Islamabad: To combat the increasing incidence of sexual assault against women and children in Pakistan, the federal Cabinet has approved in principle two anti-rape regulations aimed at providing exemplary punishment, including chemical castration and hanging, to rapists, according to media reports.

A cabinet meeting chaired by Prime Minister Imran Khan in Islamabad on Tuesday also decided to change the definition of rape, Dawn News reported on Wednesday.

The 2020 Anti-Rape (Investigation and Trial) Ordinance and the 2020 Pakistan Penal Code (Amendment) Ordinance will be finalized within a week of enactment, said Information Minister Shibli Faraz.

The two anti-rape regulations, approved in principle by the Cabinet, aim to provide exemplary punishments for rapists, including chemical castration and hanging, the report said.
Welcoming the “big decision”, Faraz said the anti-rape regulations changed the basic definition of rape and suggested harsh penalties for gang rape and hanging of rapists.

For the first time in Pakistani history, the definition of rape has been changed to include “transgender” and “group rape” in it, the report said.

The proposed law also prohibits the controversial ‘two finger’ test of victims of rape. The World Health Organization has declared the test “unscientific, medically unnecessary and unreliable”.

Human Rights Groups also called the testing invasive, disrespectful and a grave violation of women’s rights to dignity and privacy.

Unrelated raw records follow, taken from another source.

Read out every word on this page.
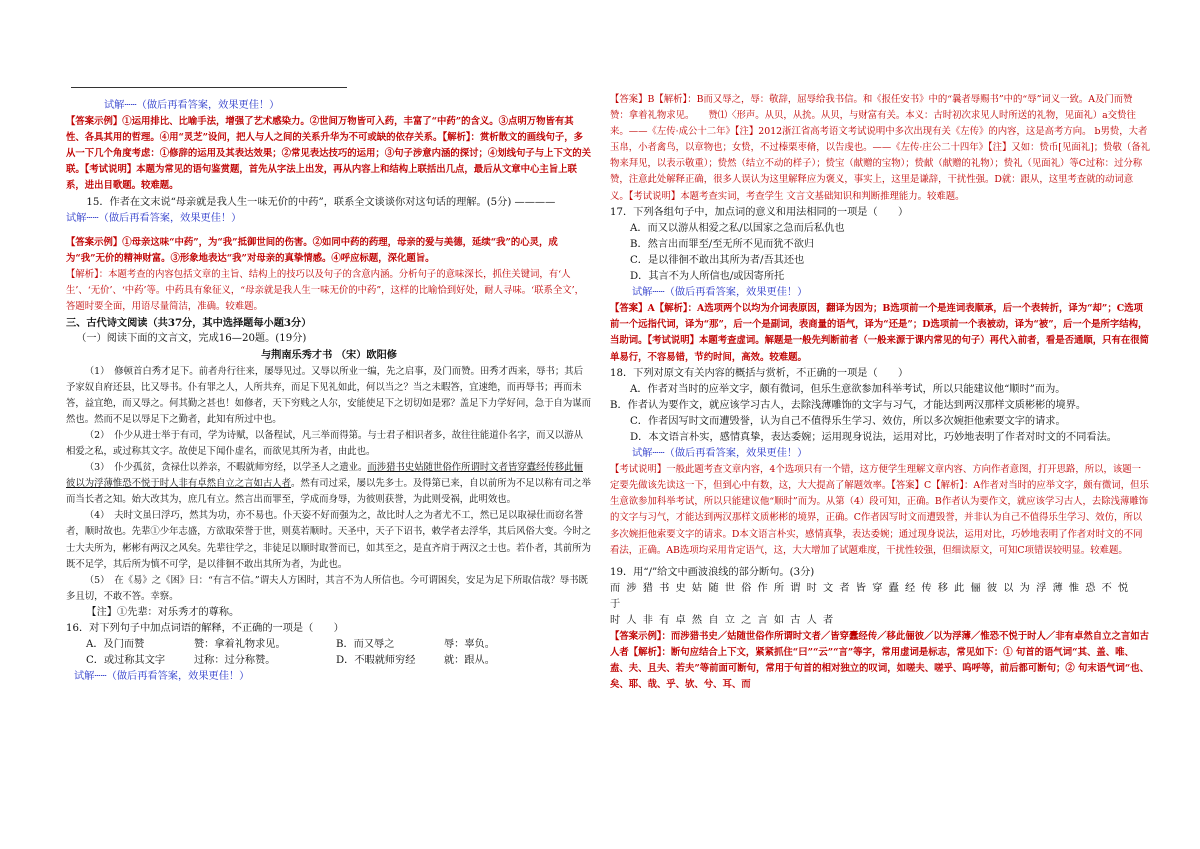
试解┄┄（做后再看答案，效果更佳！）

【答案示例】①运用排比、比喻手法，增强了艺术感染力。②世间万物皆可入药，丰富了“中药”的含义。③点明万物皆有其性、各具其用的哲理。④用“灵芝”设问，把人与人之间的关系升华为不可或缺的依存关系。【解析】：赏析散文的画线句子，多从一下几个角度考虑：①修辞的运用及其表达效果；②常见表达技巧的运用；③句子涉意内涵的探讨；④划线句子与上下文的关联。【考试说明】本题为常见的语句鉴赏题，首先从字法上出发，再从内容上和结构上联括出几点，最后从文章中心主旨上联系，进出目歌题。较难题。

15．作者在文末说“母亲就是我人生一味无价的中药”，联系全文谈谈你对这句话的理解。(5分) ————

试解┄┄（做后再看答案，效果更佳！）

【答案示例】①母亲这味“中药”，为“我”抵御世间的伤害。②如同中药的药理，母亲的爱与美德，延续“我”的心灵，成为“我”无价的精神财富。③形象地表达“我”对母亲的真挚情感。④呼应标题，深化题旨。

【解析】：本题考查的内容包括文章的主旨、结构上的技巧以及句子的含意内涵。分析句子的意味深长，抓住关键词，有‘人生’、‘无价’、‘中药’等。中药具有象征义，“母亲就是我人生一味无价的中药”，这样的比喻恰到好处，耐人寻味。‘联系全文’，答题时要全面，用语尽量简洁，准确。较难题。

三、古代诗文阅读（共37分，其中选择题每小题3分）

（一）阅读下面的文言文，完成16—20题。(19分)

与荆南乐秀才书 （宋）欧阳修

（1）　修顿首白秀才足下。前者舟行往来，屡辱见过。又辱以所业一编，先之启事，及门而赞。田秀才西来，辱书；其后予家奴自府还县，比又辱书。仆有罪之人，人所共弃，而足下见礼如此，何以当之？当之未暇答，宜速绝，而再辱书；再而未答，益宜绝，而又辱之。何其勤之甚也！如修者，天下穷贱之人尔，安能使足下之切切如是邪？盖足下力学好问，急于自为谋而然也。然而不足以辱足下之勤者，此知有所过中也。

（2）　仆少从进士举于有司，学为诗赋，以备程试，凡三举而得第。与士君子相识者多，故往往能道仆名字，而又以游从相爱之私，或过称其文字。故使足下闻仆虚名，而欲见其所为者，由此也。

（3）　仆少孤贫，贪禄仕以养亲，不暇就师穷经，以学圣人之遗业。而涉猎书史姑随世俗作所谓时文者皆穿蠹经传移此俪彼以为浮薄惟恐不悦于时人非有卓然自立之言如古人者。然有司过采，屡以先多士。及得第已来，自以前所为不足以称有司之举而当长者之知。始大改其为，庶几有立。然言出而罪至，学成而身辱，为彼则获誉，为此则受祸，此明效也。

（4）　夫时文虽曰浮巧，然其为功，亦不易也。仆天姿不好而强为之，故比时人之为者尤不工，然已足以取禄仕而窃名誉者，顺时故也。先辈①少年志盛，方欲取荣誉于世，则莫若顺时。天圣中，天子下诏书，敕学者去浮华，其后风俗大变。今时之士大夫所为，彬彬有两汉之风矣。先辈往学之，非徒足以顺时取誉而已，如其至之，是直齐肩于两汉之士也。若仆者，其前所为既不足学，其后所为慎不可学，是以徘徊不敢出其所为者，为此也。

（5）　在《易》之《困》曰：“有言不信。”谓夫人方困时，其言不为人所信也。今可谓困矣，安足为足下所取信哉？辱书既多且切，不敢不答。幸察。

【注】①先辈：对乐秀才的尊称。

16．对下列句子中加点词语的解释，不正确的一项是（　　）

A．及门而赞	赞：拿着礼物求见。	B．而又辱之	辱：辜负。
C．或过称其文字	过称：过分称赞。	D．不暇就师穷经	就：跟从。

试解┄┄（做后再看答案，效果更佳！）

【答案】B【解析】：B而又辱之，辱：敬辞，屈辱给我书信。和《报任安书》中的“曩者辱赐书”中的“辱”词义一致。A及门而赞　　赞：拿着礼物求见。　　赞⑴〈形声。从贝，从抁。从贝，与财富有关。本义：古时初次求见人时所送的礼物，见面礼）a交贽往来。——《左传·成公十二年》【注】2012浙江省高考语文考试说明中多次出现有关《左传》的内容，这是高考方向。 b男贽，大者玉帛，小者禽鸟，以章物也；女贽，不过榛栗枣脩，以告虔也。——《左传·庄公二十四年》【注】又如：贽币[见面礼]；贽敬（备礼物来拜见，以表示敬重）；贽然（结立不动的样子）；贽宝（献赠的宝物）；贽献（献赠的礼物）；贽礼（见面礼）等C过称：过分称赞，注意此处解释正确，很多人误认为这里解释应为褒义，事实上，这里是谦辞，干扰性强。D就：跟从，这里考查就的动词意义。【考试说明】本题考查实词，考查学生 文言文基础知识和判断推理能力。较难题。

17．下列各组句子中，加点词的意义和用法相同的一项是（　　）

A．而又以游从相爱之私/以国家之急而后私仇也

B．然言出而罪至/至无所不见而犹不欲归

C．是以徘徊不敢出其所为者/吾其还也

D．其言不为人所信也/或因寄所托

试解┄┄（做后再看答案，效果更佳！）

【答案】A【解析】：A选项两个以均为介词表原因，翻译为因为；B选项前一个是连词表顺承，后一个表转折，译为“却”；C选项前一个远指代词，译为“那”，后一个是副词，表商量的语气，译为“还是”；D选项前一个表被动，译为“被”，后一个是所字结构，当助词。【考试说明】本题考查虚词。解题是一般先判断前者（一般来源于课内常见的句子）再代入前者，看是否通顺，只有在很简单易行，不容易错，节约时间，高效。较难题。

18．下列对原文有关内容的概括与赏析，不正确的一项是（　　）

A．作者对当时的应举文字，颇有微词，但乐生意欲参加科举考试，所以只能建议他“顺时”而为。

B．作者认为要作文，就应该学习古人，去除浅薄雕饰的文字与习气，才能达到两汉那样文质彬彬的境界。

C．作者因写时文而遭毁誉，认为自己不值得乐生学习、效仿，所以多次婉拒他索要文字的请求。

D．本文语言朴实，感情真挚，表达委婉；运用现身说法，运用对比，巧妙地表明了作者对时文的不同看法。

试解┄┄（做后再看答案，效果更佳！）

【考试说明】一般此题考查文章内容，4个选项只有一个错，这方便学生理解文章内容、方向作者意图，打开思路，所以，该题一定要先做该先读这一下，但到心中有数，这，大大提高了解题效率。【答案】C【解析】：A作者对当时的应举文字，颇有微词，但乐生意欲参加科举考试，所以只能建议他“顺时”而为。从第（4）段可知，正确。B作者认为要作文，就应该学习古人，去除浅薄雕饰的文字与习气，才能达到两汉那样文质彬彬的境界，正确。C作者因写时文而遭毁誉，并非认为自己不值得乐生学习、效仿，所以多次婉拒他索要文字的请求。D本文语言朴实，感情真挚，表达委婉；通过现身说法，运用对比，巧妙地表明了作者对时文的不同看法，正确。AB选项均采用肯定语气，这，大大增加了试题难度，干扰性较强，但细读原文，可知C项错误较明显。较难题。

19．用“/”给文中画波浪线的部分断句。(3分)

而涉猎书史姑随世俗作所谓时文者皆穿蠹经传移此俪彼以为浮薄惟恐不悦于

时人非有卓然自立之言如古人者

【答案示例】：而涉猎书史／姑随世俗作所谓时文者／皆穿蠹经传／移此俪彼／以为浮薄／惟恐不悦于时人／非有卓然自立之言如古人者【解析】：断句应结合上下文，紧紧抓住“曰”“云”“言”等字，常用虚词是标志，常见如下：① 句首的语气词“其、盖、唯、盍、夫、且夫、若夫”等前面可断句，常用于句首的相对独立的叹词，如嗟夫、嗟乎、呜呼等，前后都可断句；② 句末语气词“也、矣、耶、哉、乎、欤、兮、耳、而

Human Rights Minister Shireen Mazari tweeted, “The Cabinet Committee for the Disposal of Legislative Cases (CCLC) will now finalize (regulations) and it should start operating in the next few days. This includes a broad definition of rape, the establishment of special courts, anti-crisis cells rape, protection of victims and witnesses, and prohibition of the two-finger test. “

Minister of Science and Technology Fawad Chaudhry called the approval of the regulation an important achievement of the government.

He said the law also allows chemical castration for ordinary rapists.